White Sox’ Don Cooper set stage for upheaval that led to Robin Ventura
BY JOE COWLEY firstname.lastname@example.org October 6, 2011 10:16PM
White Sox pitching coach Don Cooper (right) played a big role in bringing the Ozzie Guillen era to an end. | Steve Nesius~AP
Updated: November 16, 2011 10:38AM
It was a little error in the press release that had to be fixed minutes before Ken Williams took center stage of the teleconference Thursday to proudly announce his new hire as manager.
The White Sox listed Robin Ventura as the 38th manager in franchise history until a call from the Elias Sports Bureau clarified that he was, in fact, their 39th.
The confusion was the result of two days with Don Cooper at the helm last week. Or, as I like to call it, the two days Fredo was allowed to run the family.

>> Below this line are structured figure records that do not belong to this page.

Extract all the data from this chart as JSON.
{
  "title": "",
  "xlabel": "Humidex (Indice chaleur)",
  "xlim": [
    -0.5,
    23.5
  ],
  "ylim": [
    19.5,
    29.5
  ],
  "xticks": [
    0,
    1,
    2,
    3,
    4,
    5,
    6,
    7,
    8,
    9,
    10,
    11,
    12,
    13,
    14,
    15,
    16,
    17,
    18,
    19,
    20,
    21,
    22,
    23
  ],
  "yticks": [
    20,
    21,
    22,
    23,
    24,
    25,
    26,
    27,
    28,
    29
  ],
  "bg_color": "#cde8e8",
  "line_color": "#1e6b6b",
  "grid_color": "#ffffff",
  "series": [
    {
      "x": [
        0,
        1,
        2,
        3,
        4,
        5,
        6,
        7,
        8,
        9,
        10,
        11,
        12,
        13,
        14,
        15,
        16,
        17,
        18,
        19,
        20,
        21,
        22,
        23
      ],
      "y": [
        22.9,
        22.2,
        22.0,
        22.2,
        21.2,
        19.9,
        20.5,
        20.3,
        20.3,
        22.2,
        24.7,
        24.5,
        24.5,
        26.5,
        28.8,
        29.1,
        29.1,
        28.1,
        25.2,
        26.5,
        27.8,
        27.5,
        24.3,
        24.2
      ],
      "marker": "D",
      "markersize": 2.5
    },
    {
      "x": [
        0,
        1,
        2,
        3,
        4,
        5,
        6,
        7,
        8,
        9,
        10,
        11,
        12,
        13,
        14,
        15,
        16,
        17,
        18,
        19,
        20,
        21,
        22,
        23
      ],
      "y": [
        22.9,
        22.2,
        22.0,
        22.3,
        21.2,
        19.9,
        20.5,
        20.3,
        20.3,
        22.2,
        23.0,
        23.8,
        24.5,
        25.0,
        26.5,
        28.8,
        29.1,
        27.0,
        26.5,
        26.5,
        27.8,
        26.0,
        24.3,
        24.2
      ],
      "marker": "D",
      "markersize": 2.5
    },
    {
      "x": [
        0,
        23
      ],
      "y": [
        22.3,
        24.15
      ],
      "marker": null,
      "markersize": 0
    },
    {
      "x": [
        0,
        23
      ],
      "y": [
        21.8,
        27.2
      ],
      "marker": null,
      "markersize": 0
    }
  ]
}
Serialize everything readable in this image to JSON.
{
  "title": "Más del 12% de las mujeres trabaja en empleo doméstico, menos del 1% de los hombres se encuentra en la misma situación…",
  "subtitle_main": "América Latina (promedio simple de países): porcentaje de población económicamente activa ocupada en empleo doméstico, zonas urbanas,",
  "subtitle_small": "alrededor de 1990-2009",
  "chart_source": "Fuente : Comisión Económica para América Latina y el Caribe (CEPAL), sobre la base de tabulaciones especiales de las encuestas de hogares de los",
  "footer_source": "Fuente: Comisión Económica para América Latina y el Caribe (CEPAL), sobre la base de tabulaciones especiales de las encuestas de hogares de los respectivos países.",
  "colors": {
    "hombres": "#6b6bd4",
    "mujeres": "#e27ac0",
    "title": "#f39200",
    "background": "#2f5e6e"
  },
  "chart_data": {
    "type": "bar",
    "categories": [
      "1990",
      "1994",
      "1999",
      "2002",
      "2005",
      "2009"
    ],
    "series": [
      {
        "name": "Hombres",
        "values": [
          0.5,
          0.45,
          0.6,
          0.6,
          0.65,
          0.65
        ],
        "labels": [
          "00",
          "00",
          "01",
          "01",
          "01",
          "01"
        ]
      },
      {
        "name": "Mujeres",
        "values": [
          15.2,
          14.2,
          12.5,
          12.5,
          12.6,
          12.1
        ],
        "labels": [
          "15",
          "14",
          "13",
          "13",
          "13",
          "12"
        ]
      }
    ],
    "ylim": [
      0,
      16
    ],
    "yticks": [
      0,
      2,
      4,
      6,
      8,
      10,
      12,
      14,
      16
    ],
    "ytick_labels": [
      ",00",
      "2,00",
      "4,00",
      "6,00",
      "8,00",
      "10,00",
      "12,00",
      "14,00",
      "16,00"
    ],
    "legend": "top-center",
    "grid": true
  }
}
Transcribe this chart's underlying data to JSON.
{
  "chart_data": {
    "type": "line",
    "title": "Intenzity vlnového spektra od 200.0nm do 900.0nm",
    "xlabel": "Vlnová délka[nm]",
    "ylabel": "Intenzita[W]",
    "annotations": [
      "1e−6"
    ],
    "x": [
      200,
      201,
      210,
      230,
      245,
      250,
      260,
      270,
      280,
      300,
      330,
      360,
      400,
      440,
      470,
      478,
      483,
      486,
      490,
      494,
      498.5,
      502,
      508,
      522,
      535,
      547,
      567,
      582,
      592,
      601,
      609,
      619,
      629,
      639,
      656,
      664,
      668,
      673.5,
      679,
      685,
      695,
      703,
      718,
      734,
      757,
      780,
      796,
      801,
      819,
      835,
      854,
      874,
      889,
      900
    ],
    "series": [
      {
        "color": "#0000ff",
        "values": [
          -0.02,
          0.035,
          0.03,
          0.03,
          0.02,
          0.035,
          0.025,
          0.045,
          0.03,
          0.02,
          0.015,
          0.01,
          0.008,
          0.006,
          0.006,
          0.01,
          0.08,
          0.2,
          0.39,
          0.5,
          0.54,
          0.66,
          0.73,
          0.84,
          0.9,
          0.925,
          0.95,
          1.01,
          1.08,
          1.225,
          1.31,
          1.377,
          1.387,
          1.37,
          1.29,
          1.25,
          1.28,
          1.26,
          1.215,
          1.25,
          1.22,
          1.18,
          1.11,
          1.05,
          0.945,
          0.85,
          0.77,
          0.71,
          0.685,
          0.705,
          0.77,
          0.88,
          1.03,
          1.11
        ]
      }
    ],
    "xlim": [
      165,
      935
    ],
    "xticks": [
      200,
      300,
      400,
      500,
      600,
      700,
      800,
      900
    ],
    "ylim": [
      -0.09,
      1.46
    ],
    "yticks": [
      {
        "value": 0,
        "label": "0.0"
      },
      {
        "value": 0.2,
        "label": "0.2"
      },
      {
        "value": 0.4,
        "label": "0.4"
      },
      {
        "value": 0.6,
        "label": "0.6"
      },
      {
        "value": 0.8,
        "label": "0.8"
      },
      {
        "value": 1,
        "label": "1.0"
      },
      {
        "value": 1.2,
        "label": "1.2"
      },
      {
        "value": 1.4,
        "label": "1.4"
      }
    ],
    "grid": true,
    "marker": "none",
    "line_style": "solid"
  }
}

Ventura might be a great manager when it’s all said and done. He might, in fact, be the guy who can help lead this franchise back to a World Series. Covering him when he was a player, he was a leader, he was thoughtful when dealing with reporters and he was a straight shooter with everyone. Basically, a laid-back version of Paul Konerko. I like him. The decision was bold.
It’s not his fault that he also happened to be a pawn in a game of sleight of hand that started in June.
Look, most Sox fans don’t care how this went down or why it went down. Ventura is the new manager, and that’s all that matters to the average fan as he or she makes the decision to buy into the 2012 Sox product or avoid it.
But what are you spending your money on?
Is it people who have the best interests of the organization they work for in mind, or is it people who care about making sure their own paycheck clears and they stay on the job for as long as possible? Survival 101.
“Coop is obviously now the GM, assistant GM, manager and pitching coach the way he’s been acting the last few weeks,” a member of the organization said late last week.
A major-league coach outside the organization took it a step further Wednesday, saying the idea of all these rumored candidates floating out there “was complete BS. None of the candidates being mentioned even wanted a job where the pitching coach was going to have more years and maybe even more money than them.”
Another Sox source said there was a reason former manager Ozzie Guillen sent Cooper a text on the first of the two days he managed that read, “You finally got what you wanted.” It’s because by the time Guillen finally figured out who the Judas was, it was too late. The wheels were in motion.
I actually applaud Williams and Cooper for how methodical and calculated they were in the coup that toppled the Guillen regime.
Maybe if they spent more time on the product, Jake Peavy wouldn’t have been mishandled by Cooper since he arrived and Williams would actually make baseball decisions based on winning rather than trying to show up his former skipper.
According to a major-league source, Cooper sidestepped Guillen — and the rest of the coaching staff — in June, going directly to Williams to beg for an extension. Cooper was breaking protocol because Williams had publicly stated two years before that the coaches’ fates were in Guillen’s hands.
And why would Williams want to retain Cooper, who got an un-Sox-like four-year extension? The feeling among the coaches was that Cooper was all too eager to share with Williams what was being said about the GM and club on a daily basis.
Meanwhile, the source said Guillen went to chairman Jerry Reinsdorf in late July to fight for extensions for his staff one more time, only to be told that Cooper already was working on his with Williams.
“That’s when Ozzie checked out,” the source said.
By late August, Guillen was disgusted and wanted to send a message to the organization by complaining about his contract. After all, if Cooper was given an extension for a pitching staff that had quit the last month, why shouldn’t Guillen?
The rest played out just like Williams and Cooper wanted.
Out of respect for Reinsdorf, Guillen’s last public tweak at the two was small — almost hidden — coming in his declaration at his farewell Sox news conference that “I’m Chicago tough,” as he stood up from the table.
The running joke with most of the staff for years was that Williams often spoke about being “Chicago tough,” but “Kenny and Coop had the biggest rabbit ears and were as sensitive as anyone to criticism,” a source said.
So welcome aboard, Robin Ventura.
Different face, different voice, but the same damn people are running the asylum.